JA北海道信連は23日、農業生産法人の連携強化を目指した「JAグループ北海道農業経営フォーラム~今こそ考える 何ができるか~」を札幌パークホテルで開催、系統団体や単協、農業生産法人、個人経営農家など約500人が出席した。カゴメの農業資源担当者や農業経営コンサルタントなど3人の講師が法人経営の課題や6次産業化の実例などを紹介した。(写真上段左からカゴメの佐野泰三氏、アグリビジネス・ソリューションズの森剛一氏、下段は西上経営組合の竹俣広幸氏)

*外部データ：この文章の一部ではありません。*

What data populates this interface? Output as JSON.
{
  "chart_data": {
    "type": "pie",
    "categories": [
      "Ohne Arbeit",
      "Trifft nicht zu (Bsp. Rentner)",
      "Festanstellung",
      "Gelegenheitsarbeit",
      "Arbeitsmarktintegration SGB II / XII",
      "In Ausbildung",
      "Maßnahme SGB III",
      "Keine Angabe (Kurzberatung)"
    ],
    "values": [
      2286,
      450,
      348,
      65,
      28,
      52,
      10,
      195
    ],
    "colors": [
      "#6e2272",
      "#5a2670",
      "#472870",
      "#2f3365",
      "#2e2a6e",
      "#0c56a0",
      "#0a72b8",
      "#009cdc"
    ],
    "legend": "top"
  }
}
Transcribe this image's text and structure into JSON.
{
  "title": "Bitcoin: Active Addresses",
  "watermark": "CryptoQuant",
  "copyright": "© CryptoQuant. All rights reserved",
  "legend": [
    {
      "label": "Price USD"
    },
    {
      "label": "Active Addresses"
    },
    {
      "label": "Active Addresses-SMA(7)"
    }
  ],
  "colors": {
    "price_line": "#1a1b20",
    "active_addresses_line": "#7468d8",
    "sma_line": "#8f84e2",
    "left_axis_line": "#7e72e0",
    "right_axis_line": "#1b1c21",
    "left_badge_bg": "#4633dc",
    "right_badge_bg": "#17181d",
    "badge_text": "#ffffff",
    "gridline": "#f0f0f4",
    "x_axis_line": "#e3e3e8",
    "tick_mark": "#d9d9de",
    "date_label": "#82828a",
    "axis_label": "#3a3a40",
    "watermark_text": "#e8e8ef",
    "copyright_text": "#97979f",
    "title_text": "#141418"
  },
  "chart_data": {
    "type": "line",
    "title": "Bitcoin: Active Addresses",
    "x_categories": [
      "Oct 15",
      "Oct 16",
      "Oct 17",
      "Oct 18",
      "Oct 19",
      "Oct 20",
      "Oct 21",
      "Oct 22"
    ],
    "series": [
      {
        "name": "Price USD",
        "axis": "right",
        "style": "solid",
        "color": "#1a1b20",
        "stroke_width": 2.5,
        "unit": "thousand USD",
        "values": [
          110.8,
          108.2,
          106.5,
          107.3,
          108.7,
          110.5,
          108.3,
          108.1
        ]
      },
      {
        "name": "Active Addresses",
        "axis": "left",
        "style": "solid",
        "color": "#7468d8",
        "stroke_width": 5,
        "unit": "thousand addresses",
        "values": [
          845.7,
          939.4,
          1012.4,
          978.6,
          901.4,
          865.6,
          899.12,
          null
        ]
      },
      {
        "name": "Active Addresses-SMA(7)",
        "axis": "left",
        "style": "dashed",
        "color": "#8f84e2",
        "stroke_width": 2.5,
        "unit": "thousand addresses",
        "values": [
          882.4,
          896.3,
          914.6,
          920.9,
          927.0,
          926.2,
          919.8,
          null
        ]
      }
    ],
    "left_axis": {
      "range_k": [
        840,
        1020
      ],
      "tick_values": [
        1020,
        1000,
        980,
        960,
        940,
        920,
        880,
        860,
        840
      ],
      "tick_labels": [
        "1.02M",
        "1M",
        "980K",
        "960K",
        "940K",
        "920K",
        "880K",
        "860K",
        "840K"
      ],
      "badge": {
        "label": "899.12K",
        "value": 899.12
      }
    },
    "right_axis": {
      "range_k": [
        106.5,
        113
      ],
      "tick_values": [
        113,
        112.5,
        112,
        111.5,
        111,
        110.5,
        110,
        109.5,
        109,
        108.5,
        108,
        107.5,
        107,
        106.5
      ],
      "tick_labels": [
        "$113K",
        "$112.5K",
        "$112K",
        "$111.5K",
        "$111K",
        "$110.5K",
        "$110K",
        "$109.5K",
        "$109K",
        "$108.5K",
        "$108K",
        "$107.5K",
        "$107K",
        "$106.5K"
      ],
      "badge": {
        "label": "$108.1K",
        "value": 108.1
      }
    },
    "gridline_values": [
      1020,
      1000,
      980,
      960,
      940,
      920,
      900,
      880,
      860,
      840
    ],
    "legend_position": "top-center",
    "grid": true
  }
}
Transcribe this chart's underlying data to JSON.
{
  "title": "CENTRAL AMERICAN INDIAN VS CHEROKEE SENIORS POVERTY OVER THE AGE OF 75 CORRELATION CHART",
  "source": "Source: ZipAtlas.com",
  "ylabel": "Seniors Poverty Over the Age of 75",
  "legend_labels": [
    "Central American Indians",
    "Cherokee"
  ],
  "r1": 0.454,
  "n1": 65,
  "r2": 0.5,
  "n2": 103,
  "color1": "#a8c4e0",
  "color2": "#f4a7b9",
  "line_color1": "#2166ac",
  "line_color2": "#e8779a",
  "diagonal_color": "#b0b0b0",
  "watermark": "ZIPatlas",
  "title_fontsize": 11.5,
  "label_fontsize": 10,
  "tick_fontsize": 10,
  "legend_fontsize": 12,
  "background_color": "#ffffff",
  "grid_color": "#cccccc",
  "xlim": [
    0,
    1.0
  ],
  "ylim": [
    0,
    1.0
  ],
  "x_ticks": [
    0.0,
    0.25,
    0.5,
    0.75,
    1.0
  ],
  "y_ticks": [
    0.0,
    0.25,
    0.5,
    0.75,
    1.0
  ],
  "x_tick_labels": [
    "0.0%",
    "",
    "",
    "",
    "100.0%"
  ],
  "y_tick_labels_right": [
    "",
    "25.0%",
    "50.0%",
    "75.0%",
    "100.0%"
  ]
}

最初に『進展するアジアのトマト農業からみた北海道野菜産業への提言』をテーマに講演したのはカゴメ常務執行役員農業資源担当の佐野泰三氏。中国のトマト産業は2008年で収穫面積150万ha、生産量は3380万tで世界規模に達していることを紹介、韓国では04~06年で生鮮トマト消費量が倍増したとし、その要因の一つが家庭での生絞りトマトジュースによるものと指摘した。
これからの農物の食マーケティングは「農業から需要を考えるのではなく、需要から農業を考えること、耕す農業や納める農業から売れるもの、求められるものを作りビジネスとして利益を得る経営的農業を目指さなければならない」と提言した。
また「中国の高速道路には緑色道という緑色の看板を目にすることがある。これは有機栽培農産物を運ぶ場合は高速料金が無料でガソリン代も補助するという看板。中国は交通インフラにも農業支援の手を差し伸べている。北海道も農産物を消費地に運ぶのに支援を考えても良いのではないか」と提案していた。
次に、全国農業経営コンサルタント協会専務理事でアグリビジネス・ソリューションズ代表取締役の森剛一氏(税理士)が『農業者かつ経営者へ~コンサル事例のから見た農業法人経営のポイントと経営者が押さえるべき数字』と題して講演。森氏はある農業大賞を受賞した農業法人が昨年の風水害で赤字になったことを紹介し、赤字の原因が加工用にシフトして供給責任が出てきたため原料となる農産物を他から購入して加工品を作ったことによると分析、「生食用から加工品にシフトするのは発展だがリスクが伴う。農場を一か所だけで完結させていると供給責任から不測の事態になったときに対応できない。大きくなったゆえのリスクを乗り越えるためには、離れた地域の仲間との連携、協同が必要」と述べた。
さらに、農業経営の分岐点は設備投資のタイミングと判断だと強調、「皆がやったから当法人もやる、というのが失敗の典型パターン。市場との対話ができるようにならなければならない」と語った。農業は工業と同じようにものづくりであり、売上総利益や売上高材料費比率などの経営指標を把握していくことが不可欠とした。
最後に、JA鹿追の農事組合法人西上経営組合の竹俣広幸組合長理事が『農業法人経営に必要なこと~過去の経験から学ぶ農業法人経営のポイントと6次化への取り組み~』をテーマに講演。同法人は20年ほど前にいちご狩り観光農園やログハウスレストランなど6次産業化に繋がる取り組みを始めたが、結局観光農園は飽きや少子化による来園者減少で昨年撤退。しかし、現在は切干大根の加工・販売事業が口コミで広がり、「良い原料を使って良い商品を作りお客様に満足してもらうと口コミで広がり、自然とリピーターを確保できるようになる」と述べ、切干大根は収益を下支えする人気商品として6次産業化の成功事例になったことを説明した。
竹俣氏は、「安価・大量生産の加工品と一線を画した高品質の加工品は消費者の潜在ニーズに即しており、少量・高価でも売れる」と参加者にアドバイスしていた。